Hypertrophy and hyperplasia of airway smooth muscle (ASM) are important pathological features that contribute to airflow obstruction in chronic severe asthma. Despite considerable research effort, the cellular mechanisms that modulate ASM growth remain unknown. Recent evidence suggests that mitogen-induced activation of phosphoinositide (PI)-specific phospholipase C (PLC) and PI-dependent calcium mobilization are neither sufficient nor necessary to stimulate human ASM proliferation. In this study, we identify phosphatidylinositol (PtdIns) 3-kinase as a key regulator of human ASM proliferation. Pretreatment of human ASM with the PtdIns 3-kinase inhibitors wortmannin and LY-294002 significantly reduced thrombin- and epidermal growth factor (EGF)-induced DNA synthesis (IC(50) approximately 10 nM and approximately 3 microM, respectively).
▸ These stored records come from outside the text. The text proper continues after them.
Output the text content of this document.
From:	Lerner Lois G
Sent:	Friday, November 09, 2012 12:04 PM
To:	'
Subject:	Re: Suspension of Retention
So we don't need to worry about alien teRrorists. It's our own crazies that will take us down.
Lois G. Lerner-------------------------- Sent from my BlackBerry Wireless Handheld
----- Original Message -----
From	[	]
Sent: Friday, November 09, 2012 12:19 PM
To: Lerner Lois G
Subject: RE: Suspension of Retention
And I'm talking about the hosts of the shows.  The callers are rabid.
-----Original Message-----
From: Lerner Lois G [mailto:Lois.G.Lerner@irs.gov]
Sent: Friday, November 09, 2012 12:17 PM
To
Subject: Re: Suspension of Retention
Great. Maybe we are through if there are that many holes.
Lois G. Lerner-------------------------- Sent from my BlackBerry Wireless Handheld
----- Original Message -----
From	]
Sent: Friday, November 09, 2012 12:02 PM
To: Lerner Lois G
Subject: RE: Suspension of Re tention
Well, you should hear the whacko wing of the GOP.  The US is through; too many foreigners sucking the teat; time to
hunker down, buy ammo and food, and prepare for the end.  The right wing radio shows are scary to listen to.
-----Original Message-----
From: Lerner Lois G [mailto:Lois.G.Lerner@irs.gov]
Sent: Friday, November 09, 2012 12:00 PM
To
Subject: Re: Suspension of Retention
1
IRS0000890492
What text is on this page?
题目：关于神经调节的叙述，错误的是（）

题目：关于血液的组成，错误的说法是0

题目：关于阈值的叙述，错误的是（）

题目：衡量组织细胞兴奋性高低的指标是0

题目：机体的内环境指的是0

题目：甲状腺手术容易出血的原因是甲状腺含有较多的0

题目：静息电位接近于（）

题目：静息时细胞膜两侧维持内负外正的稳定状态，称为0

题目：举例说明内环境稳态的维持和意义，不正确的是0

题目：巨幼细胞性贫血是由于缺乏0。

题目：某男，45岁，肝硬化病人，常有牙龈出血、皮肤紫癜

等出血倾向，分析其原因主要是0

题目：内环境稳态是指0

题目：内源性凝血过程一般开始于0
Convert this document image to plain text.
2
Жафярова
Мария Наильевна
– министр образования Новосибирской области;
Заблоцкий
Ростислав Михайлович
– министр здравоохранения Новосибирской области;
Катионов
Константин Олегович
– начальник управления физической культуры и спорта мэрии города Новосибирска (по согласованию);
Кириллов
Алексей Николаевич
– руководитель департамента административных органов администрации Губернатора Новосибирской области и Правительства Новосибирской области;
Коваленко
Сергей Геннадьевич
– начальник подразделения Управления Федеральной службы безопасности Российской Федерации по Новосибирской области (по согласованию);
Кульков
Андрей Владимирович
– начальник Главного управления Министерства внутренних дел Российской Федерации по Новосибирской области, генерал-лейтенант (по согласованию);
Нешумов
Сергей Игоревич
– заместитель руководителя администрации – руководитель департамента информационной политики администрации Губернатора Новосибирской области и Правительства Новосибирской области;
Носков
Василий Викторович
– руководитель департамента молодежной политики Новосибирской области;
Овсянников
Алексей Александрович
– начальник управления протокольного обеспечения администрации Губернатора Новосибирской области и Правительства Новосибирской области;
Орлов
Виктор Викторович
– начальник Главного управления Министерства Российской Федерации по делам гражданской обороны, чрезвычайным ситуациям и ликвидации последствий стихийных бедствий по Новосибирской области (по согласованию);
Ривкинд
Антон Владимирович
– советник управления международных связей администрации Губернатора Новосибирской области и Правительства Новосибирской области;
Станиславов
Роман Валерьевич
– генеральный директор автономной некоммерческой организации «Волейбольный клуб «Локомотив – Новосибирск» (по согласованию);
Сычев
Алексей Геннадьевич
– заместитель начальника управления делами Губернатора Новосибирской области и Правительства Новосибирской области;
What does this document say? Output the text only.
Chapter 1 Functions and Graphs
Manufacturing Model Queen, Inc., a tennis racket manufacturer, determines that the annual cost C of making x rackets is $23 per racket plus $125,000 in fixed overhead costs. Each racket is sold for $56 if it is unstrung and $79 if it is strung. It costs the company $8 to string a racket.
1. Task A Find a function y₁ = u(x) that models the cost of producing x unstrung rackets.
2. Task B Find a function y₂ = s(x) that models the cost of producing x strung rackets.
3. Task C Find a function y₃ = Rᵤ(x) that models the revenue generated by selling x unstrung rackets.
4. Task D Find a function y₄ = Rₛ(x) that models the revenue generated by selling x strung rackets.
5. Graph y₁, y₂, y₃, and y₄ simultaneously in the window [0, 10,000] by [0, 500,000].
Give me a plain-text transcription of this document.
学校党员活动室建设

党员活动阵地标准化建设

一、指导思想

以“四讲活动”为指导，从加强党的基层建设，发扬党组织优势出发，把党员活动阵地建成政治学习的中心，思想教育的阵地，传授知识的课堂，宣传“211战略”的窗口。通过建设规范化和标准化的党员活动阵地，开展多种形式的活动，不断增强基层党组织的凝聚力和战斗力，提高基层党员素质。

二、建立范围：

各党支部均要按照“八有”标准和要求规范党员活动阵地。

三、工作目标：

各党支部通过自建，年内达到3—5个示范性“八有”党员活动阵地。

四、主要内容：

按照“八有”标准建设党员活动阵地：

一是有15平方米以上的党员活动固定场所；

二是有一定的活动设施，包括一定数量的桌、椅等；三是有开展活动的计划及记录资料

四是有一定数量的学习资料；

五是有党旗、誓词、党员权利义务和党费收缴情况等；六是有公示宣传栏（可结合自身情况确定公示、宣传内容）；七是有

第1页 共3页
In separate experiments, wortmannin and LY-294002 markedly inhibited PtdIns 3-kinase and 70-kDa S6 protein kinase (pp70(S6k)) activation induced by stimulation of human ASM cells with EGF and thrombin but had no effect on EGF- and thrombin-induced p42/p44 mitogen-activated protein kinase (MAPK) activation. The specificity of wortmannin and LY-294002 was further suggested by the demonstrated inability of these compounds to alter thrombin-induced calcium transients, total PI hydrolysis, or basal cAMP levels. Transient expression of constitutively active PtdIns 3-kinase (p110*) activated pp70(S6k), whereas a dominant-negative PtdIns 3-kinase (Deltap85) blocked EGF- and thrombin-stimulated pp70(S6k) activity. Collectively, these data suggest that activation of PtdIns 3-kinase is required for the mitogenic effect of EGF and thrombin in human ASM cells. Further investigation of the role of PtdIns 3-kinase may offer new therapeutic approaches in the treatment of diseases characterized by smooth muscle cell hyperplasia such as asthma and chronic bronchitis.